Using Wrike for Jobs-to-Be-Done (JTBD)
Extremely versatile work management platform — supports Gantt, Kanban, table, calendar, and workload views in a single workspace. When combined with Jobs-to-Be-Done (JTBD), this makes Wrike a strong candidate for teams who want a structured, repeatable workflow without sacrificing flexibility. Jobs-to-Be-Done (JTBD) works best in Wrike when you leverage its core workflow features to implement the framework's key practices directly in the tool your team already lives in.

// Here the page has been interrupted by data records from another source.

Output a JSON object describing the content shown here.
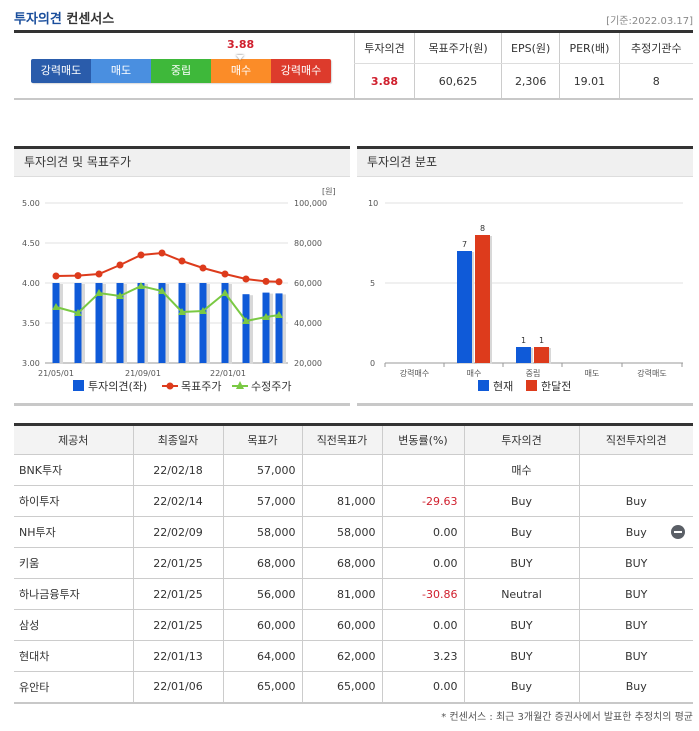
{
  "header": {
    "title_part1": "투자의견",
    "title_part2": "컨센서스",
    "base_date": "[기준:2022.03.17]"
  },
  "scale": {
    "score": "3.88",
    "segments": [
      {
        "label": "강력매도",
        "color": "#2a5cab"
      },
      {
        "label": "매도",
        "color": "#4a8fe0"
      },
      {
        "label": "중립",
        "color": "#3eb83a"
      },
      {
        "label": "매수",
        "color": "#fb8c28"
      },
      {
        "label": "강력매수",
        "color": "#dd3b2c"
      }
    ]
  },
  "summary": {
    "headers": [
      "투자의견",
      "목표주가(원)",
      "EPS(원)",
      "PER(배)",
      "추정기관수"
    ],
    "values": [
      "3.88",
      "60,625",
      "2,306",
      "19.01",
      "8"
    ]
  },
  "panels": {
    "left_title": "투자의견 및 목표주가",
    "right_title": "투자의견 분포"
  },
  "chart_data": [
    {
      "type": "bar+line",
      "title": "투자의견 및 목표주가",
      "x_tick_labels": [
        "21/05/01",
        "21/09/01",
        "22/01/01"
      ],
      "left_axis": {
        "ticks": [
          "3.00",
          "3.50",
          "4.00",
          "4.50",
          "5.00"
        ],
        "range": [
          3.0,
          5.0
        ]
      },
      "right_axis": {
        "unit": "[원]",
        "ticks": [
          "20,000",
          "40,000",
          "60,000",
          "80,000",
          "100,000"
        ],
        "range": [
          20000,
          100000
        ]
      },
      "legend": [
        "투자의견(좌)",
        "목표주가",
        "수정주가"
      ],
      "series": [
        {
          "name": "투자의견(좌)",
          "type": "bar",
          "axis": "left",
          "color": "#0f5ad8",
          "values": [
            4.0,
            4.0,
            4.0,
            4.0,
            4.0,
            4.0,
            4.0,
            4.0,
            4.0,
            3.86,
            3.88,
            3.87
          ]
        },
        {
          "name": "목표주가",
          "type": "line",
          "axis": "right",
          "color": "#dd3b1c",
          "values": [
            63500,
            63700,
            64500,
            69000,
            74000,
            75000,
            71000,
            67500,
            64500,
            62000,
            60800,
            60600
          ]
        },
        {
          "name": "수정주가",
          "type": "line",
          "axis": "right",
          "color": "#7ac943",
          "values": [
            48000,
            45000,
            55000,
            53500,
            58500,
            56000,
            45500,
            46000,
            55000,
            41000,
            43000,
            44000
          ]
        }
      ]
    },
    {
      "type": "bar",
      "title": "투자의견 분포",
      "categories": [
        "강력매수",
        "매수",
        "중립",
        "매도",
        "강력매도"
      ],
      "ylim": [
        0,
        10
      ],
      "y_ticks": [
        "0",
        "5",
        "10"
      ],
      "legend": [
        "현재",
        "한달전"
      ],
      "series": [
        {
          "name": "현재",
          "color": "#0f5ad8",
          "values": [
            0,
            7,
            1,
            0,
            0
          ]
        },
        {
          "name": "한달전",
          "color": "#dd3b1c",
          "values": [
            0,
            8,
            1,
            0,
            0
          ]
        }
      ]
    }
  ],
  "table": {
    "headers": [
      "제공처",
      "최종일자",
      "목표가",
      "직전목표가",
      "변동률(%)",
      "투자의견",
      "직전투자의견"
    ],
    "rows": [
      {
        "provider": "BNK투자",
        "date": "22/02/18",
        "target": "57,000",
        "prev_target": "",
        "change": "",
        "opinion": "매수",
        "prev_opinion": ""
      },
      {
        "provider": "하이투자",
        "date": "22/02/14",
        "target": "57,000",
        "prev_target": "81,000",
        "change": "-29.63",
        "opinion": "Buy",
        "prev_opinion": "Buy"
      },
      {
        "provider": "NH투자",
        "date": "22/02/09",
        "target": "58,000",
        "prev_target": "58,000",
        "change": "0.00",
        "opinion": "Buy",
        "prev_opinion": "Buy"
      },
      {
        "provider": "키움",
        "date": "22/01/25",
        "target": "68,000",
        "prev_target": "68,000",
        "change": "0.00",
        "opinion": "BUY",
        "prev_opinion": "BUY"
      },
      {
        "provider": "하나금융투자",
        "date": "22/01/25",
        "target": "56,000",
        "prev_target": "81,000",
        "change": "-30.86",
        "opinion": "Neutral",
        "prev_opinion": "BUY"
      },
      {
        "provider": "삼성",
        "date": "22/01/25",
        "target": "60,000",
        "prev_target": "60,000",
        "change": "0.00",
        "opinion": "BUY",
        "prev_opinion": "BUY"
      },
      {
        "provider": "현대차",
        "date": "22/01/13",
        "target": "64,000",
        "prev_target": "62,000",
        "change": "3.23",
        "opinion": "BUY",
        "prev_opinion": "BUY"
      },
      {
        "provider": "유안타",
        "date": "22/01/06",
        "target": "65,000",
        "prev_target": "65,000",
        "change": "0.00",
        "opinion": "Buy",
        "prev_opinion": "Buy"
      }
    ]
  },
  "footnote": "* 컨센서스 : 최근 3개월간 증권사에서 발표한 추정치의 평균"
}
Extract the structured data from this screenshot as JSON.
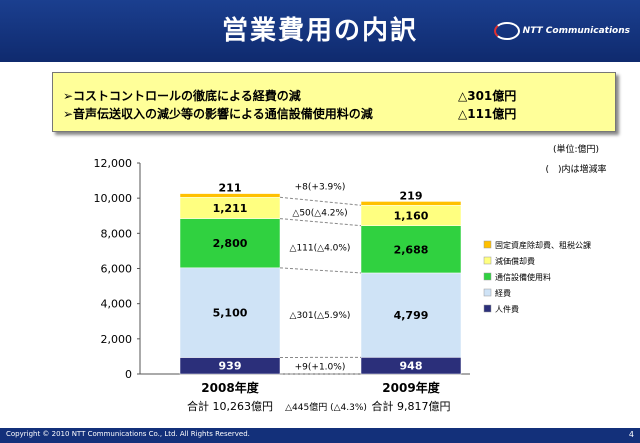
{
  "title": "営業費用の内訳",
  "logo_text": "NTT Communications",
  "summary": [
    {
      "text": "➢コストコントロールの徹底による経費の減",
      "value": "△301億円"
    },
    {
      "text": "➢音声伝送収入の減少等の影響による通信設備使用料の減",
      "value": "△111億円"
    }
  ],
  "unit_note": "(単位:億円)",
  "paren_note": "(　)内は増減率",
  "chart_data": {
    "type": "bar",
    "stacked": true,
    "categories": [
      "2008年度",
      "2009年度"
    ],
    "y_ticks": [
      "12,000",
      "10,000",
      "8,000",
      "6,000",
      "4,000",
      "2,000",
      "0"
    ],
    "ylim": [
      0,
      12000
    ],
    "series": [
      {
        "name": "人件費",
        "values": [
          939,
          948
        ],
        "labels": [
          "939",
          "948"
        ],
        "color": "#2b2f7a"
      },
      {
        "name": "経費",
        "values": [
          5100,
          4799
        ],
        "labels": [
          "5,100",
          "4,799"
        ],
        "color": "#cfe3f6"
      },
      {
        "name": "通信設備使用料",
        "values": [
          2800,
          2688
        ],
        "labels": [
          "2,800",
          "2,688"
        ],
        "color": "#30d140"
      },
      {
        "name": "減価償却費",
        "values": [
          1211,
          1160
        ],
        "labels": [
          "1,211",
          "1,160"
        ],
        "color": "#ffff80"
      },
      {
        "name": "固定資産除却費、租税公課",
        "values": [
          211,
          219
        ],
        "labels": [
          "211",
          "219"
        ],
        "color": "#ffc000"
      }
    ],
    "change_labels": [
      "+9(+1.0%)",
      "△301(△5.9%)",
      "△111(△4.0%)",
      "△50(△4.2%)",
      "+8(+3.9%)"
    ],
    "totals": [
      "合計 10,263億円",
      "合計 9,817億円"
    ],
    "total_change": "△445億円 (△4.3%)",
    "legend_order": [
      "固定資産除却費、租税公課",
      "減価償却費",
      "通信設備使用料",
      "経費",
      "人件費"
    ]
  },
  "footer": {
    "copyright": "Copyright © 2010 NTT Communications Co., Ltd. All Rights Reserved.",
    "page": "4"
  }
}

JTBD frames product decisions around the functional, emotional, and social "jobs" customers hire a product to accomplish. Discovery focuses on the job, not the demographic.
How to set up Jobs-to-Be-Done (JTBD) in Wrike
Create a JTBD research repository
Create a project in Wrike named "JTBD Research". Each card represents one interview or research session. Use labels for: Job Executor, Job Category (Functional/Emotional/Social), and Outcome Importance (High/Medium). Custom fields work well here.
Define and map Job Stories
In Wrike, create a dedicated space for Job Stories using the format: "When [situation], I want to [motivation], so I can [expected outcome]." These replace user stories in a JTBD workflow. Add a custom field for "Opportunity Score" (importance − satisfaction rating from research).
Map outcomes to product features
In the backlog, tag each user story or initiative with the parent Job Story it addresses. If an item doesn't connect to a validated job, add a "Needs JTBD Validation" label before it enters sprint planning.
Create a competition map
In Wrike, create a simple table or board representing the jobs your product handles and the competing solutions (including non-consumption and workarounds). Use fields for: Competing Solution, How Well It Serves the Job (1–5), and Our Opportunity Score.
Which Wrike features matter for Jobs-to-Be-Done (JTBD)
Wrike has 0 of 2 core Jobs-to-Be-Done (JTBD) features natively.